Crawford has been promoted to inspector and serves as the executive officer, or second in command, of Suffolk County’s Internal Affairs Bureau. His work has included determining whether the department would release disciplinary records in response to FOIL requests.

In 2021, he signed letters partially or fully denying Newsday access to records in response to 11 Freedom of Information Law requests. Records related to Suffolk IAB’s investigation into the shooting and wrongful arrest of cabdriver Moroughan were among those kept confidential.

A federal magistrate has ordered the counties and Moroughan’s lawyer to engage in mediation that could lead to a settlement in Moroughan’s 10-year legal battle.

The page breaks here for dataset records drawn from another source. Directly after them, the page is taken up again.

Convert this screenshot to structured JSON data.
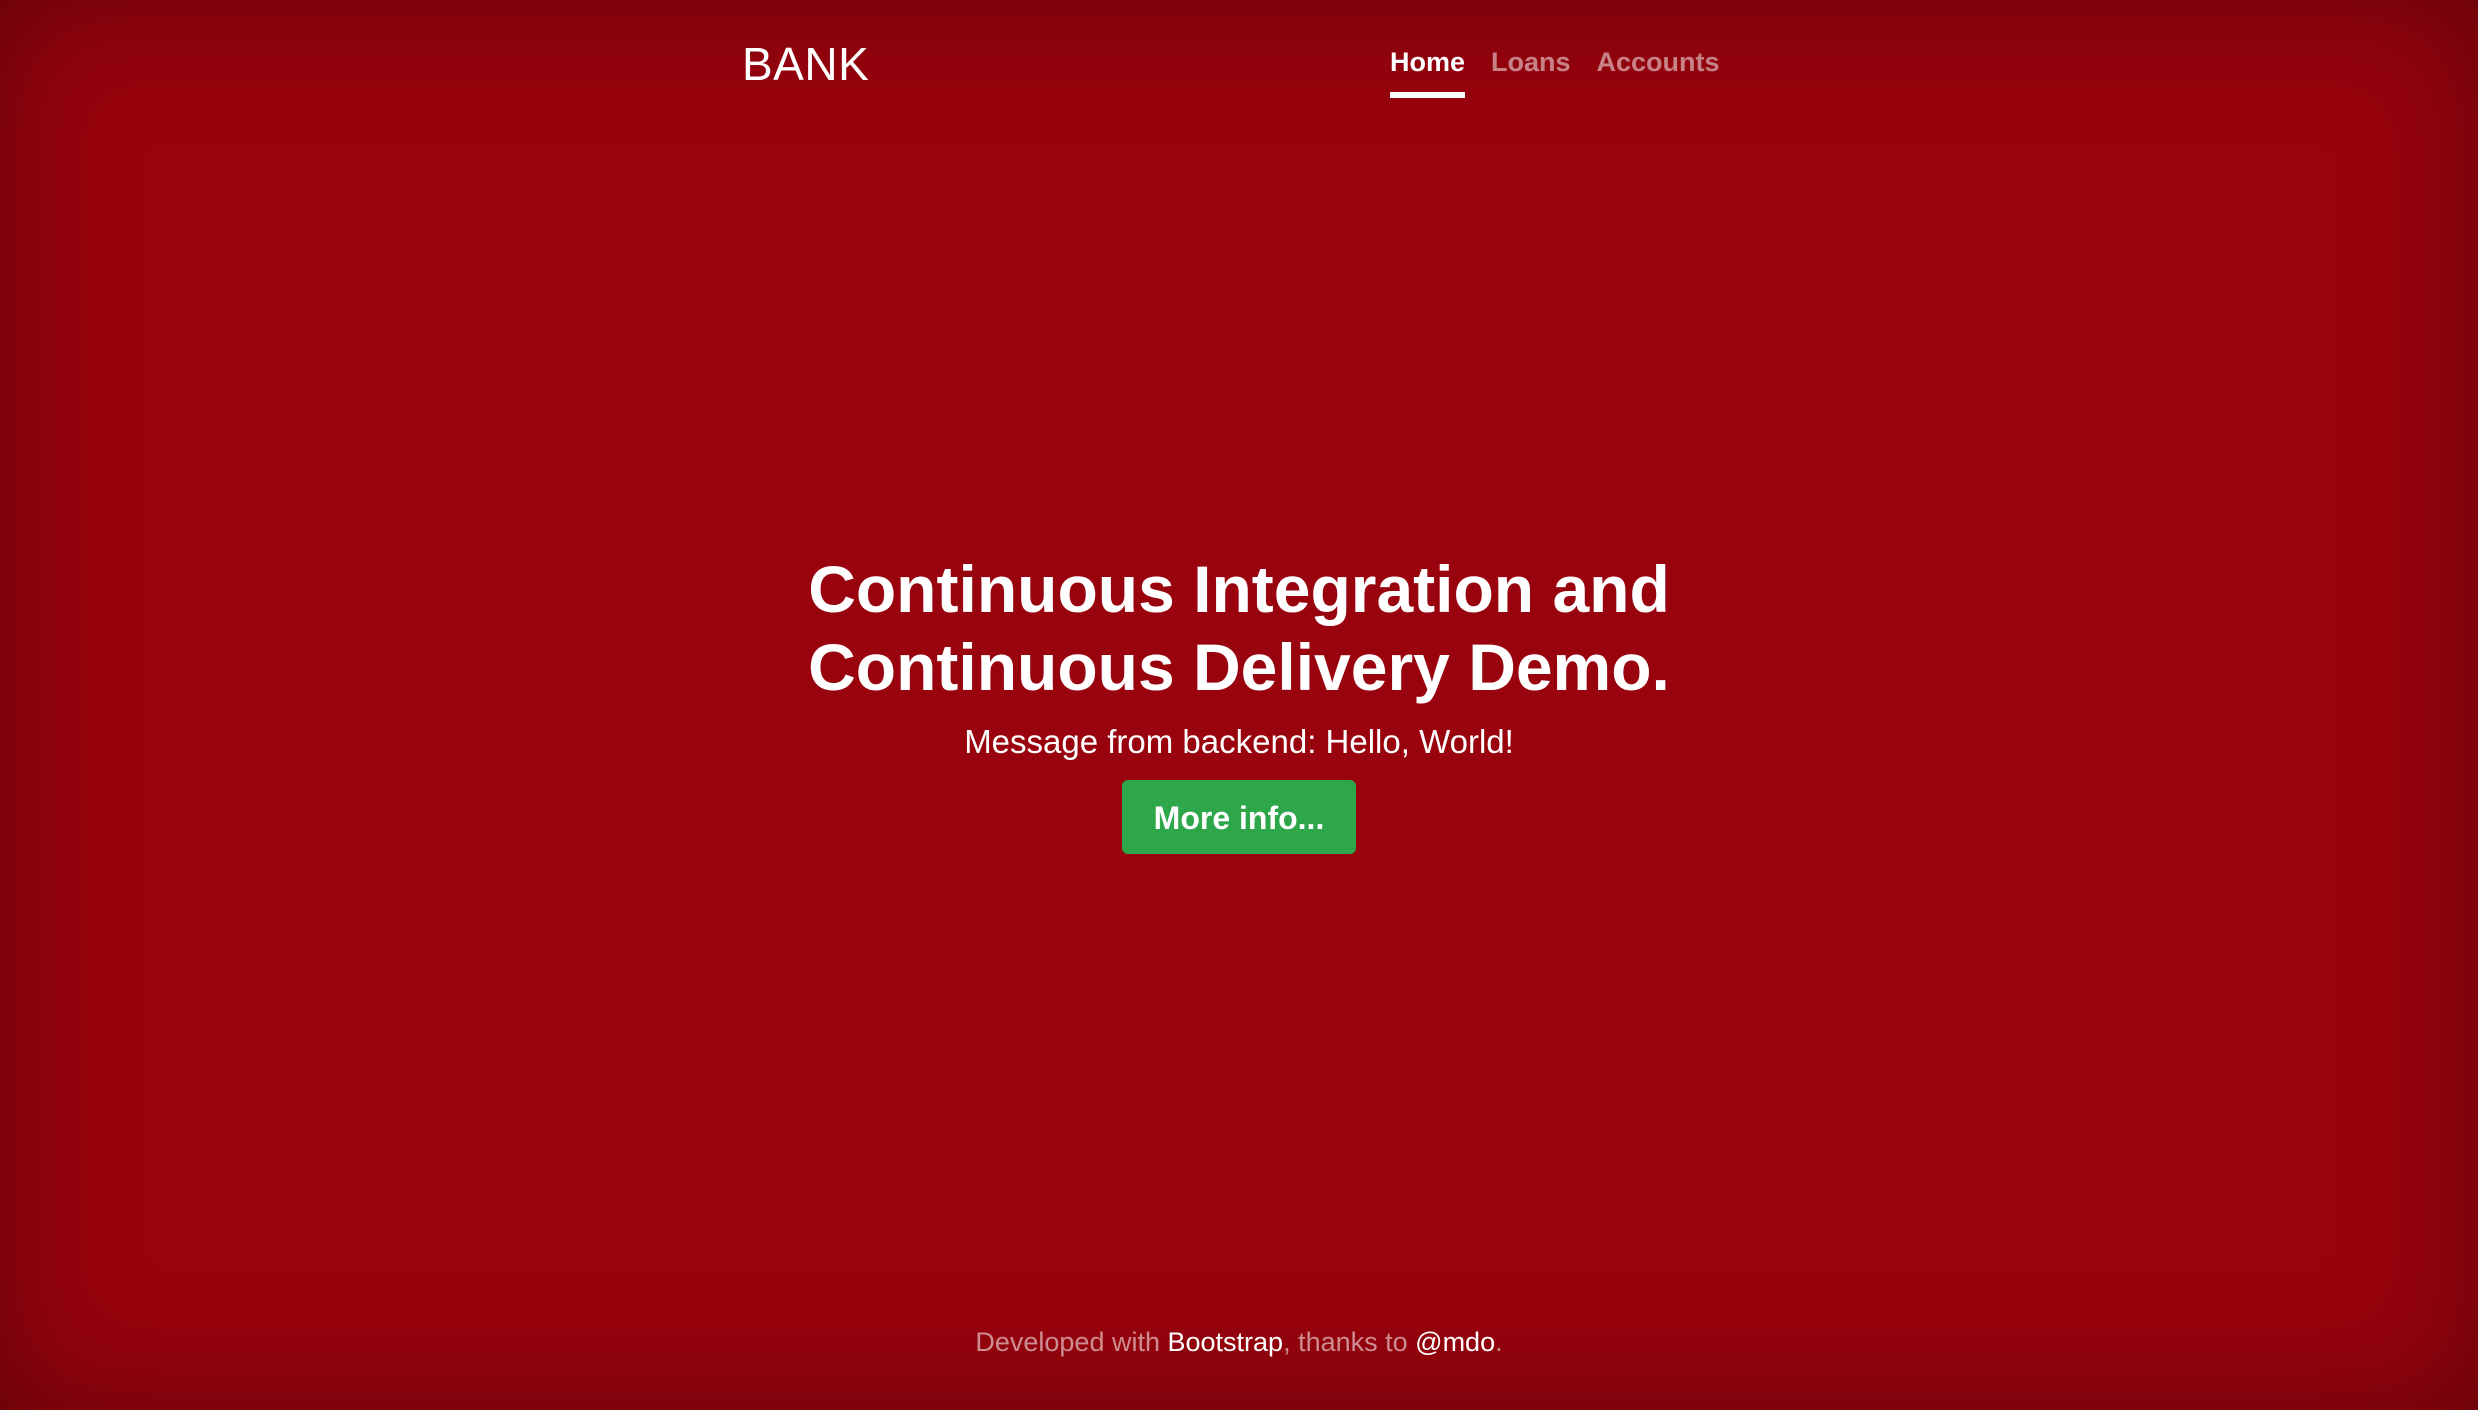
{
  "header": {
    "brand": "BANK",
    "nav": [
      {
        "label": "Home",
        "active": true
      },
      {
        "label": "Loans",
        "active": false
      },
      {
        "label": "Accounts",
        "active": false
      }
    ]
  },
  "main": {
    "heading": "Continuous Integration and Continuous Delivery Demo.",
    "message": "Message from backend: Hello, World!",
    "button_label": "More info..."
  },
  "footer": {
    "prefix": "Developed with ",
    "link1": "Bootstrap",
    "middle": ", thanks to ",
    "link2": "@mdo",
    "suffix": "."
  },
  "colors": {
    "background": "#99030d",
    "button": "#2ea64a",
    "text": "#ffffff"
  }
}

Suffolk County argued in a January filing that its officers “acted reasonably and in good faith” and were justified in arresting Moroughan.

Nassau County asserted that Bienz did not do anything to Moroughan that would be grounds to hold him or the county liable. The county also argued that Moroughan was injured because the “private and personal roadside incident was precipitated and exacerbated by (his) own aggressive and threatening conduct.”

Today, his attorney Grandinette said, Moroughan still lives in Suffolk County and works as a delivery truck driver.

“It’s awfully difficult for him to believe he’s safe and will receive proper police services as a citizen of Suffolk County.”